Well, we will see what my aunty suggest. She looked down on the floor where a small housefly was moving in circles.
Ah, you need to figure it out earlier! Anyway, you are young, so you have time to arrange yourself.
Efe did not look up or reply him. The housefly flew into the corridor and then disappeared. A loud slam of the front door made her jerk up, and she rushed to see what was going on. Osaze smiled as she walked away, and he stayed in the parlor.
Aunt Schola and her kids were home. The smallest child had pushed the front door with force . “We are back, don’t mind Osamudiamen, she wants to break the door as small as she is.”
I got scared; I thought something had happened.
Mama, Vem är hon? Eromosele asked her mother as she dropped her school bag on the floor.
Din moster från Nigeria. Aunty Schola replied Eromosele. Men, mamma du inte berätta för mig, att vår moster kommer idag.
Eromosele said to her mother with a squeezed face. Efe face became pale because she did not understand anything they were saying. She was lost and confused while listening to them. So, she smiled at the kids with a peculiar expression on her face. The two small kids sat on the floor to remove their gladiator sandals. But Eromosele kept staring at Efe.
Efe, she dey ask who you be. You know these children want to know everything. Aunty was explaining to Efe as she helped Izebe remove her right sandal.
Ok ma, Efe walked to Eromosele and hugged her.
My name is Efe, you don turn big girl now o.
Tack! Eromosele replied.
Efe looked at her because she did not understand what she said. She did not know if it meant something else or to reply back.

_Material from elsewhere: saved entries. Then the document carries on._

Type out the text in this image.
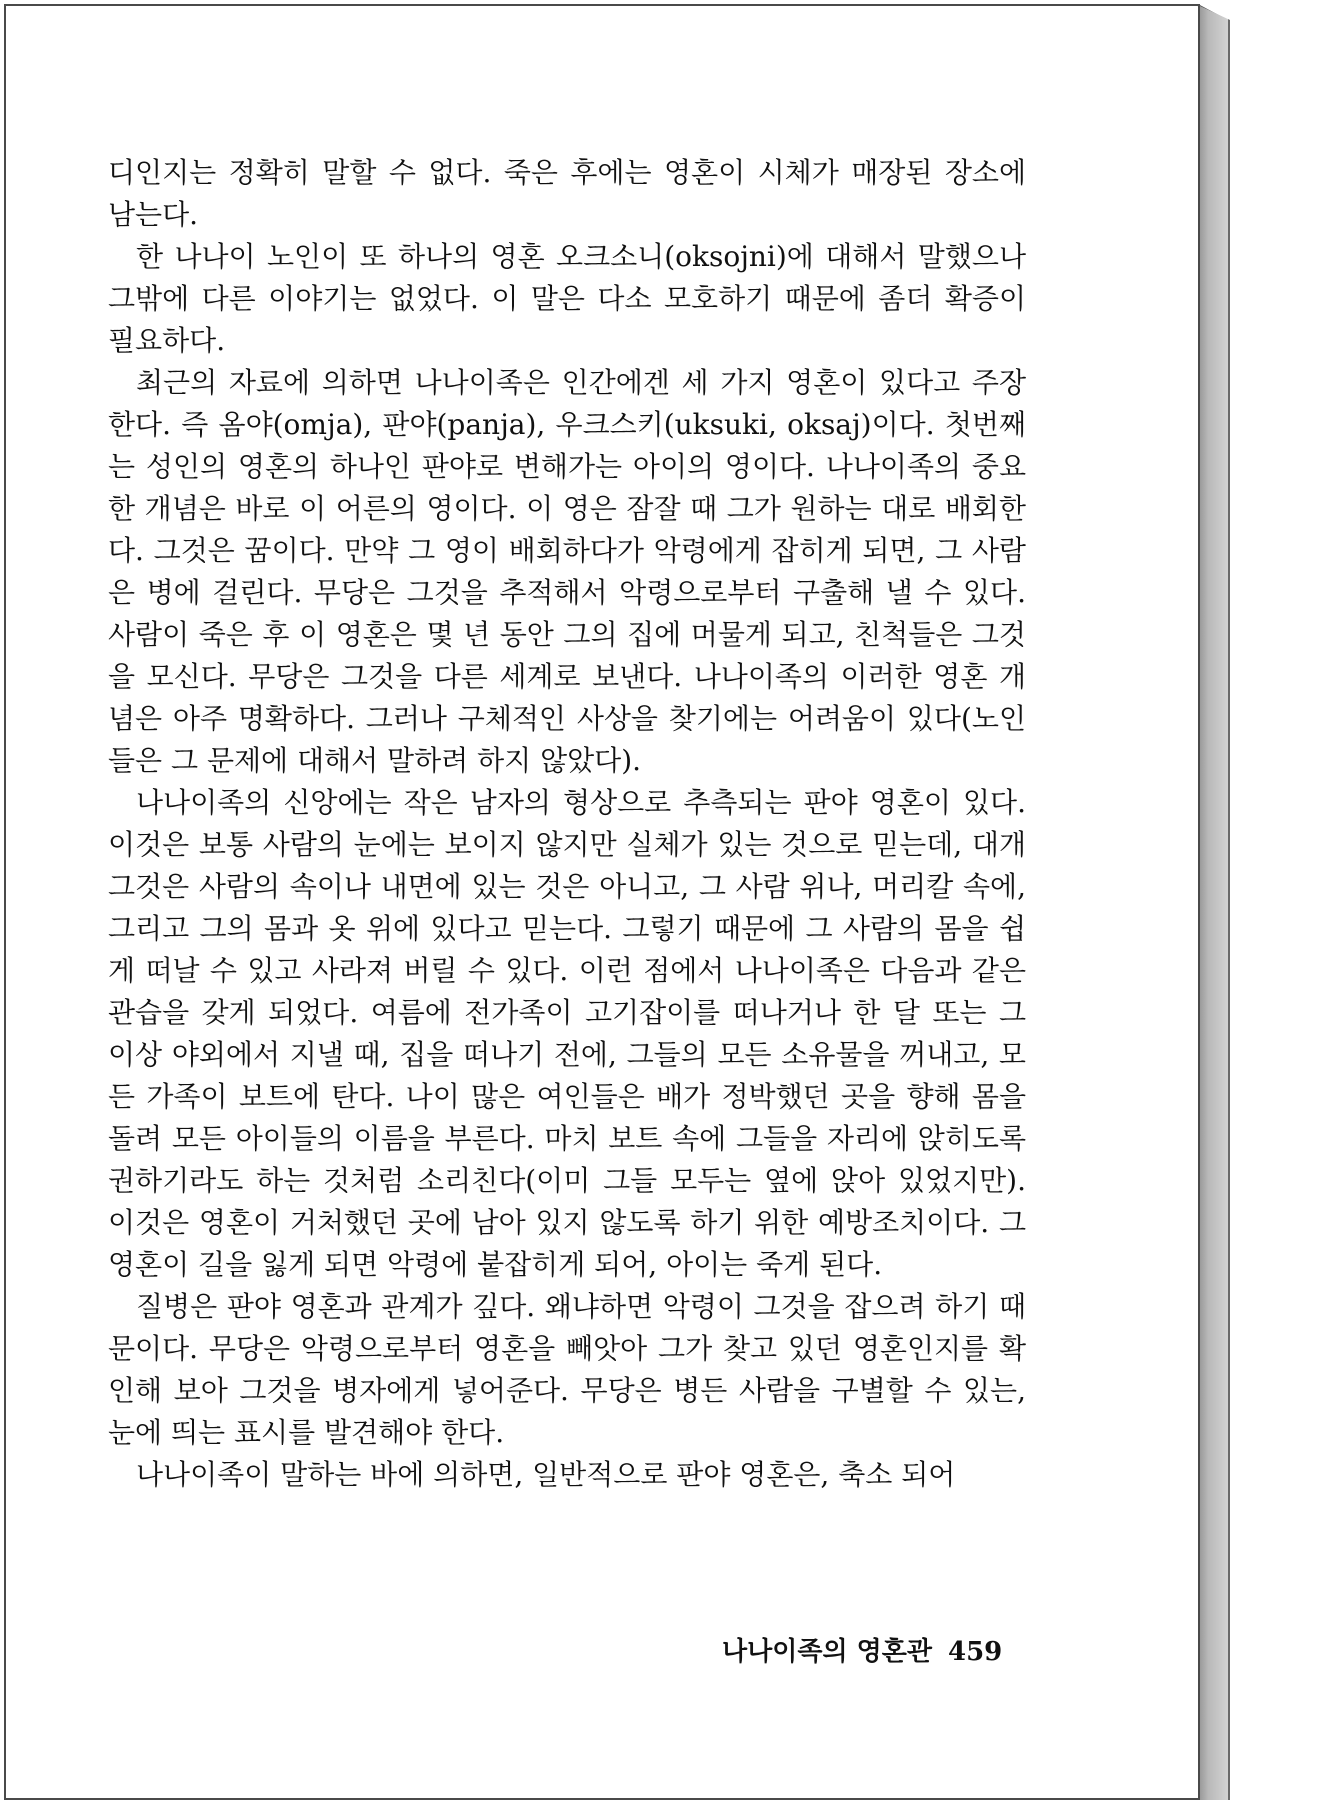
디인지는 정확히 말할 수 없다. 죽은 후에는 영혼이 시체가 매장된 장소에 남는다.

한 나나이 노인이 또 하나의 영혼 오크소니(oksojni)에 대해서 말했으나 그밖에 다른 이야기는 없었다. 이 말은 다소 모호하기 때문에 좀더 확증이 필요하다.

최근의 자료에 의하면 나나이족은 인간에겐 세 가지 영혼이 있다고 주장한다. 즉 옴야(omja), 판야(panja), 우크스키(uksuki, oksaj)이다. 첫번째는 성인의 영혼의 하나인 판야로 변해가는 아이의 영이다. 나나이족의 중요한 개념은 바로 이 어른의 영이다. 이 영은 잠잘 때 그가 원하는 대로 배회한다. 그것은 꿈이다. 만약 그 영이 배회하다가 악령에게 잡히게 되면, 그 사람은 병에 걸린다. 무당은 그것을 추적해서 악령으로부터 구출해 낼 수 있다. 사람이 죽은 후 이 영혼은 몇 년 동안 그의 집에 머물게 되고, 친척들은 그것을 모신다. 무당은 그것을 다른 세계로 보낸다. 나나이족의 이러한 영혼 개념은 아주 명확하다. 그러나 구체적인 사상을 찾기에는 어려움이 있다(노인들은 그 문제에 대해서 말하려 하지 않았다).

나나이족의 신앙에는 작은 남자의 형상으로 추측되는 판야 영혼이 있다. 이것은 보통 사람의 눈에는 보이지 않지만 실체가 있는 것으로 믿는데, 대개 그것은 사람의 속이나 내면에 있는 것은 아니고, 그 사람 위나, 머리칼 속에, 그리고 그의 몸과 옷 위에 있다고 믿는다. 그렇기 때문에 그 사람의 몸을 쉽게 떠날 수 있고 사라져 버릴 수 있다. 이런 점에서 나나이족은 다음과 같은 관습을 갖게 되었다. 여름에 전가족이 고기잡이를 떠나거나 한 달 또는 그 이상 야외에서 지낼 때, 집을 떠나기 전에, 그들의 모든 소유물을 꺼내고, 모든 가족이 보트에 탄다. 나이 많은 여인들은 배가 정박했던 곳을 향해 몸을 돌려 모든 아이들의 이름을 부른다. 마치 보트 속에 그들을 자리에 앉히도록 권하기라도 하는 것처럼 소리친다(이미 그들 모두는 옆에 앉아 있었지만). 이것은 영혼이 거처했던 곳에 남아 있지 않도록 하기 위한 예방조치이다. 그 영혼이 길을 잃게 되면 악령에 붙잡히게 되어, 아이는 죽게 된다.

질병은 판야 영혼과 관계가 깊다. 왜냐하면 악령이 그것을 잡으려 하기 때문이다. 무당은 악령으로부터 영혼을 빼앗아 그가 찾고 있던 영혼인지를 확인해 보아 그것을 병자에게 넣어준다. 무당은 병든 사람을 구별할 수 있는, 눈에 띄는 표시를 발견해야 한다.

나나이족이 말하는 바에 의하면, 일반적으로 판야 영혼은, 축소 되어

나나이족의 영혼관 459
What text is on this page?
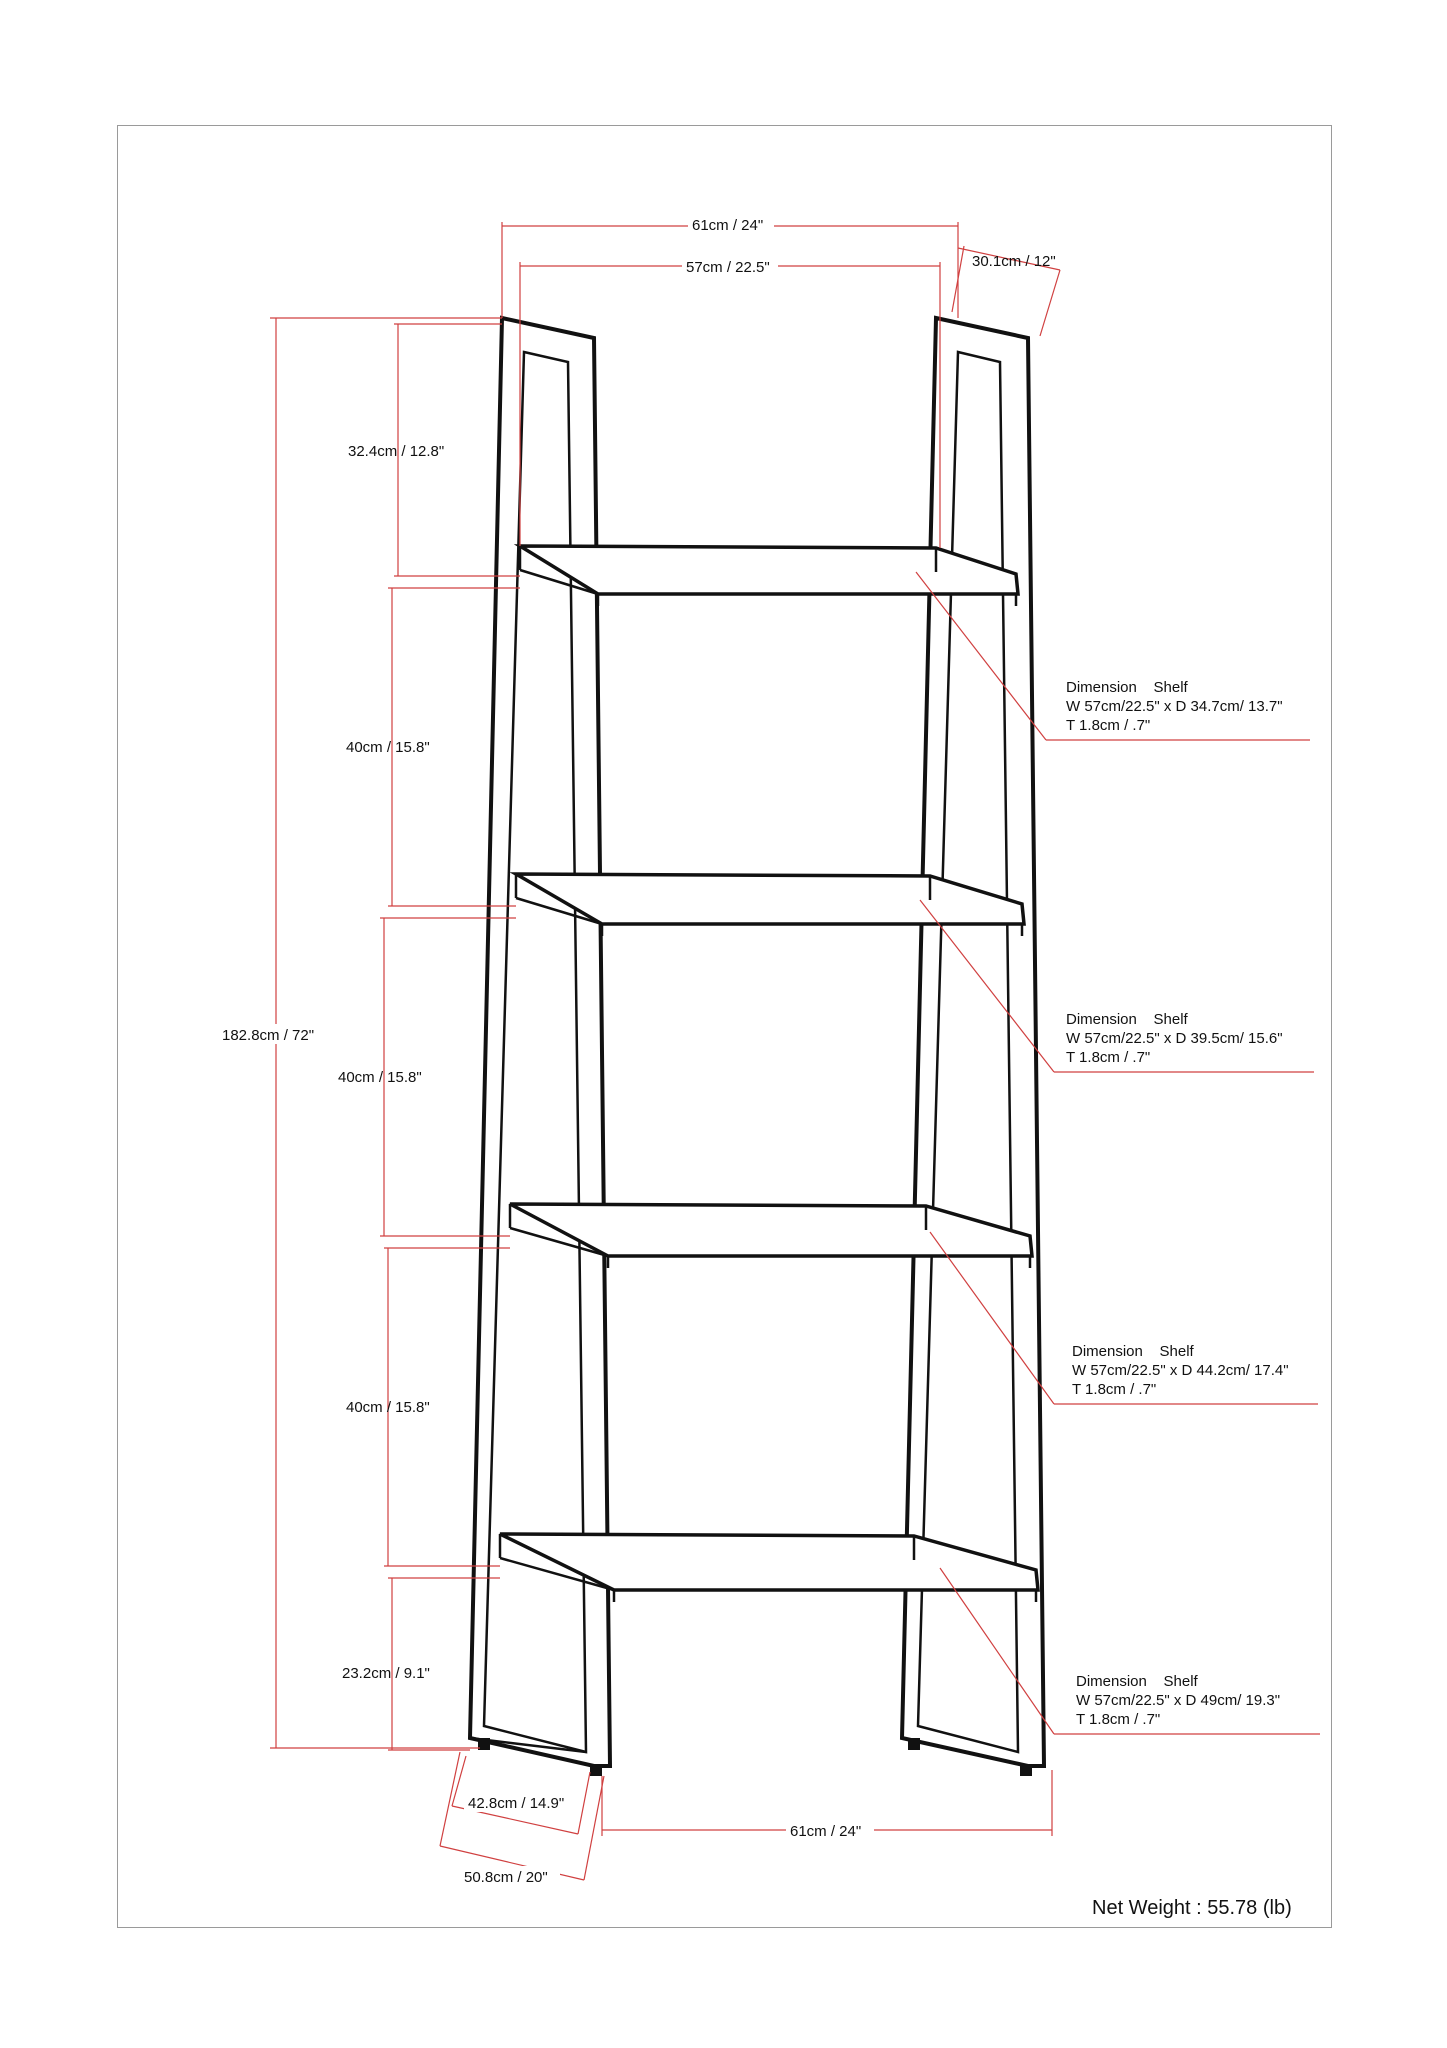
61cm / 24"
57cm / 22.5"	30.1cm / 12"
182.8cm / 72"
32.4cm / 12.8"
40cm / 15.8"
40cm / 15.8"
40cm / 15.8"
23.2cm / 9.1"
42.8cm / 14.9"
50.8cm / 20"
61cm / 24"
Dimension    Shelf
W 57cm/22.5" x D 34.7cm/ 13.7"
T 1.8cm / .7"
Dimension    Shelf
W 57cm/22.5" x D 39.5cm/ 15.6"
T 1.8cm / .7"
Dimension    Shelf
W 57cm/22.5" x D 44.2cm/ 17.4"
T 1.8cm / .7"
Dimension    Shelf
W 57cm/22.5" x D 49cm/ 19.3"
T 1.8cm / .7"
Net Weight : 55.78 (lb)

What does that mean? She asked.
Do not mind her; I have taught her several times. Aunty Schola was shouting at Eromosele. They all understand English; she dey forget common thank you.
Aunty Schola walked into her bedroom in anger with Izebe. She came out with her wax wrapper tied across her chest, carrying Izebe on her right waist. She walked to the living room with her face squeezed.
Osaze! Enhee, I spoke with my husband, and he said you can stay here for now. He is currently in Nigeria for some business, and he will be back by ending of August or early September. So you are welcome to stay, let me show you where you will be sleeping for now. Osaze walked behind her; the room was close to the front door, and a small bathroom was located on the left side.
Na here ! You can relax and go baff mek you sleep. Efe go join me for my room until my husband return. Aunty Schola dropped Izebe down, walked out of the room and closed the door.